Saturday, July 5, 2008

love stinks

Each emotional injury
Leaves behind its mark
Sometimes they come tumbling out
Like shadows in the dark
I get this feeling...



Sorry for the emotional outburst. It was a very bad day, so I hope any who read this will understand. Love is the greatest thing we have. It's the only real reason for us to endure what life hands us sometimes. But it really stinks when you lose something you love.

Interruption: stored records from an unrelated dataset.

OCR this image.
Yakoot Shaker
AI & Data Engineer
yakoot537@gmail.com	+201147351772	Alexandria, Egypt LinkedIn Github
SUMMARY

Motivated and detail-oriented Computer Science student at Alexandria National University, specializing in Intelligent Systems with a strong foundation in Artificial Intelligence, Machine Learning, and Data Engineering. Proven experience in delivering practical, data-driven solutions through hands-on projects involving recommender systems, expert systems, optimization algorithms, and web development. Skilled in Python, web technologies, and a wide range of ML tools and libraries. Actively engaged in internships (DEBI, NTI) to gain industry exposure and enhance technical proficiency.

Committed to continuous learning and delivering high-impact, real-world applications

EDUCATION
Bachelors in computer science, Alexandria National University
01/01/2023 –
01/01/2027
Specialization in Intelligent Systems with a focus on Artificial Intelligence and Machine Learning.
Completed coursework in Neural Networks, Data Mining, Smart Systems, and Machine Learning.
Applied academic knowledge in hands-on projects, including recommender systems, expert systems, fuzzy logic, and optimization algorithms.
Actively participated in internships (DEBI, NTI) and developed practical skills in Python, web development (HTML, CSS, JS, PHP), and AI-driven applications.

This morning, I was cleaning the kitchen. Of course, first on that list was doing the dishes. I hadn't seen Kitty in a couple of days, but that hasn't been unusual the last few months. He used to always want to be wherever I was at, but the last few months it hasn't been the case. I was worried, at first, when his habit changed...but everything seemed ok, so I didn't think there was a problem. He was usually in Briana's room, so I figured he was just getting older, and that his habits were changing. Then, I opened the cabinet door under the sink this morning....and there he was. I knew as soon as I saw him there...he was gone.

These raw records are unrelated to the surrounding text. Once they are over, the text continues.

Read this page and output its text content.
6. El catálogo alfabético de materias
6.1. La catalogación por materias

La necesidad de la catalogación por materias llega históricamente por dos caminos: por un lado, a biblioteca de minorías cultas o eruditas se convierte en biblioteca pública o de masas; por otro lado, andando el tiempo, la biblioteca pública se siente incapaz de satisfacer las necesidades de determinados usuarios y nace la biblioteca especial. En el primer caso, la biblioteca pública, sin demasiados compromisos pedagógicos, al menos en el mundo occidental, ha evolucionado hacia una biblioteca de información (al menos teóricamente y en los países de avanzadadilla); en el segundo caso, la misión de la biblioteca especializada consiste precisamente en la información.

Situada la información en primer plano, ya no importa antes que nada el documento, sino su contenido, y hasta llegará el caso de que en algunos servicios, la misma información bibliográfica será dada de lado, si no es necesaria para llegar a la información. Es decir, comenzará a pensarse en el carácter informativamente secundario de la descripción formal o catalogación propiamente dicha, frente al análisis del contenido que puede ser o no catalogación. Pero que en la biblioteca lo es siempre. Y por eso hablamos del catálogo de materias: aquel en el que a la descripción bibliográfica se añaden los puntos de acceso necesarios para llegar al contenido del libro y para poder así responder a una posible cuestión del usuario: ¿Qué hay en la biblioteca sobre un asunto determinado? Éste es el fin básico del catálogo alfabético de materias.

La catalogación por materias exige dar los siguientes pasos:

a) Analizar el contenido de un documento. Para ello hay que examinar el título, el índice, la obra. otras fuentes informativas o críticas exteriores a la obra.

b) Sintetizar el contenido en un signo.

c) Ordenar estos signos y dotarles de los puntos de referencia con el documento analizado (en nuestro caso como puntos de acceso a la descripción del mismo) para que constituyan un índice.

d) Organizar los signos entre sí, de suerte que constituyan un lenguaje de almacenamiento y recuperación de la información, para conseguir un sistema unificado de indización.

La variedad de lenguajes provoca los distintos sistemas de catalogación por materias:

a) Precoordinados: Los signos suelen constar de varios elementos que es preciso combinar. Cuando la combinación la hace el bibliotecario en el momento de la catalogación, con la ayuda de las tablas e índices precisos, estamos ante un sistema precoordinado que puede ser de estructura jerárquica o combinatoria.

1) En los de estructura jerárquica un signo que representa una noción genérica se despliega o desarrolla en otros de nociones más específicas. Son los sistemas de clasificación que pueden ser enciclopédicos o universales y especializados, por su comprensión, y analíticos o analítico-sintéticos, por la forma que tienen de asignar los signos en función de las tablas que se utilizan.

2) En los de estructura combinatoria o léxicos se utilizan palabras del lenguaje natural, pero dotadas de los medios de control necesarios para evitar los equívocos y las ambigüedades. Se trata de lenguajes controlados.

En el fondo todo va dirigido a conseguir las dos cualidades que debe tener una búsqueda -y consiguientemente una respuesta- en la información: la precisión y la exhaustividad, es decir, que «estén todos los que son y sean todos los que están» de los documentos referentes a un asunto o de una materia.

I know he was "just an animal", but my heart immediately sank into it's darkest depths. He was Briana's cat, but in all reality...he has been "my kitty" for so many years. All I could do at first was sit down and cry. Since Briana left home, first to go to college, and now to start her new life...he has been my only comfort. I aways knew, no matter how good or bad my day went, Kitty would be there, hollering at me when he wanted love. Oh God, how I'm going to miss him!
I've had pets before. And as is due course, they've all passed. And it always hurt. But nothing like this. I don't know why. Maybe it's because of the way Briana brought him home, against my wishes. Or because of how we thought we had lost him that very first night. Or how I was so concerned about him a year later that I drove straight through from Minneapolis to Ft Worth, because he didn't do well while we were gone that week.

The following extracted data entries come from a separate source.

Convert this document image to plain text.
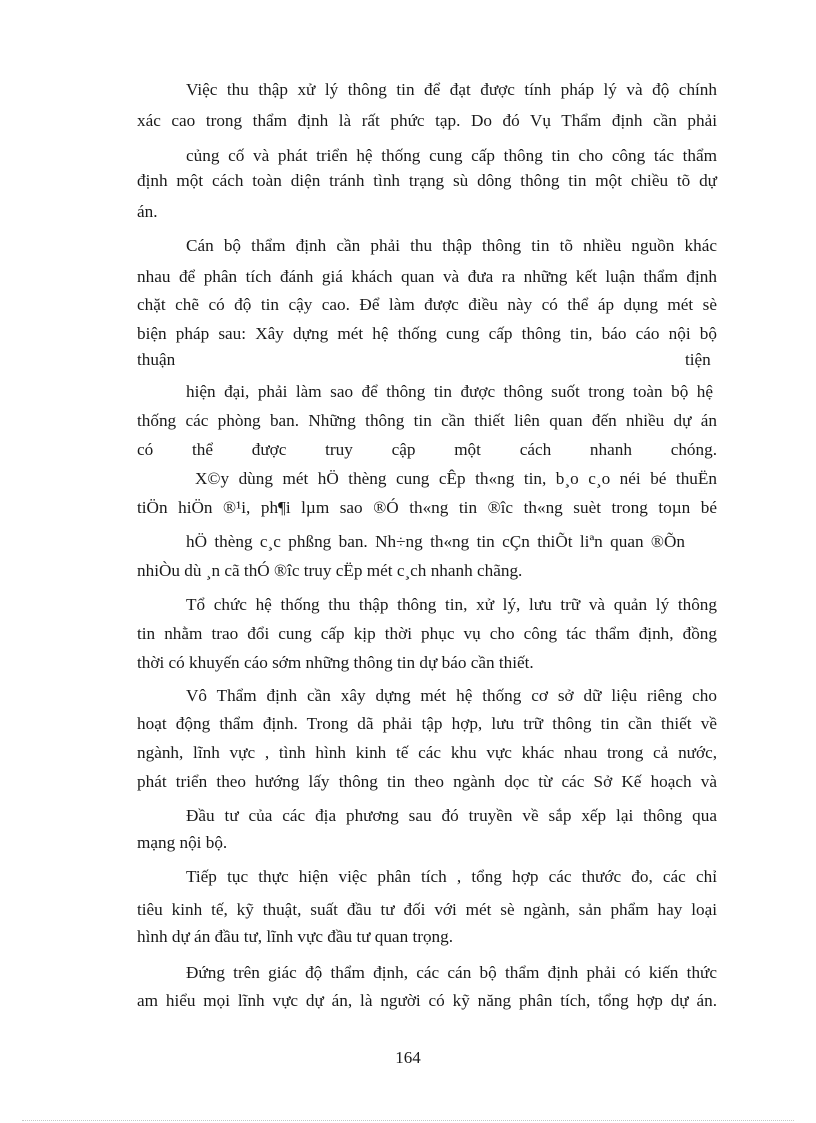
Việc thu thập xử lý thông tin để đạt được tính pháp lý và độ chính
xác cao trong thẩm định là rất phức tạp. Do đó Vụ Thẩm định cần phải
củng cố và phát triển hệ thống cung cấp thông tin cho công tác thẩm
định một cách toàn diện tránh tình trạng sù dông thông tin một chiều tõ dự
án.
Cán bộ thẩm định cần phải thu thập thông tin tõ nhiều nguồn khác
nhau để phân tích đánh giá khách quan và đưa ra những kết luận thẩm định
chặt chẽ có độ tin cậy cao. Để làm được điều này có thể áp dụng mét sè
biện pháp sau: Xây dựng mét hệ thống cung cấp thông tin, báo cáo nội bộ
thuận	tiện
hiện đại, phải làm sao để thông tin được thông suốt trong toàn bộ hệ
thống các phòng ban. Những thông tin cần thiết liên quan đến nhiều dự án
có thể được truy cập một cách nhanh chóng.
X©y dùng mét hÖ thèng cung cÊp th«ng tin, b¸o c¸o néi bé thuËn
tiÖn hiÖn ®¹i, ph¶i lµm sao ®Ó th«ng tin ®îc th«ng suèt trong toµn bé
hÖ thèng c¸c phßng ban. Nh÷ng th«ng tin cÇn thiÕt liªn quan ®Õn
nhiÒu dù ¸n cã thÓ ®îc truy cËp mét c¸ch nhanh chãng.
Tổ chức hệ thống thu thập thông tin, xử lý, lưu trữ và quản lý thông
tin nhằm trao đổi cung cấp kịp thời phục vụ cho công tác thẩm định, đồng
thời có khuyến cáo sớm những thông tin dự báo cần thiết.
Vô Thẩm định cần xây dựng mét hệ thống cơ sở dữ liệu riêng cho
hoạt động thẩm định. Trong dã phải tập hợp, lưu trữ thông tin cần thiết về
ngành, lĩnh vực , tình hình kinh tế các khu vực khác nhau trong cả nước,
phát triển theo hướng lấy thông tin theo ngành dọc từ các Sở Kế hoạch và
Đầu tư của các địa phương sau đó truyền về sắp xếp lại thông qua
mạng nội bộ.
Tiếp tục thực hiện việc phân tích , tổng hợp các thước đo, các chỉ
tiêu kinh tế, kỹ thuật, suất đầu tư đối với mét sè ngành, sản phẩm hay loại
hình dự án đầu tư, lĩnh vực đầu tư quan trọng.
Đứng trên giác độ thẩm định, các cán bộ thẩm định phải có kiến thức
am hiểu mọi lĩnh vực dự án, là người có kỹ năng phân tích, tổng hợp dự án.
164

Maybe it's because of how horrified I felt two years ago when I found him in lying in the kitchen floor, near death, because of the food I had always been feeding him. And how, when he was in the hospital, I would stop by to see him every morning before work, and every evening after work. Or how he purred when he saw me when I came to see him.
No, it's really because for the last 8 years he has been a major part of my life. Something I could always look forward to coming home for. No matter how bad my day might have gone, I always knew he would be there. And now he's gone. I'll get past it, like I always have. But it surely hurts right now!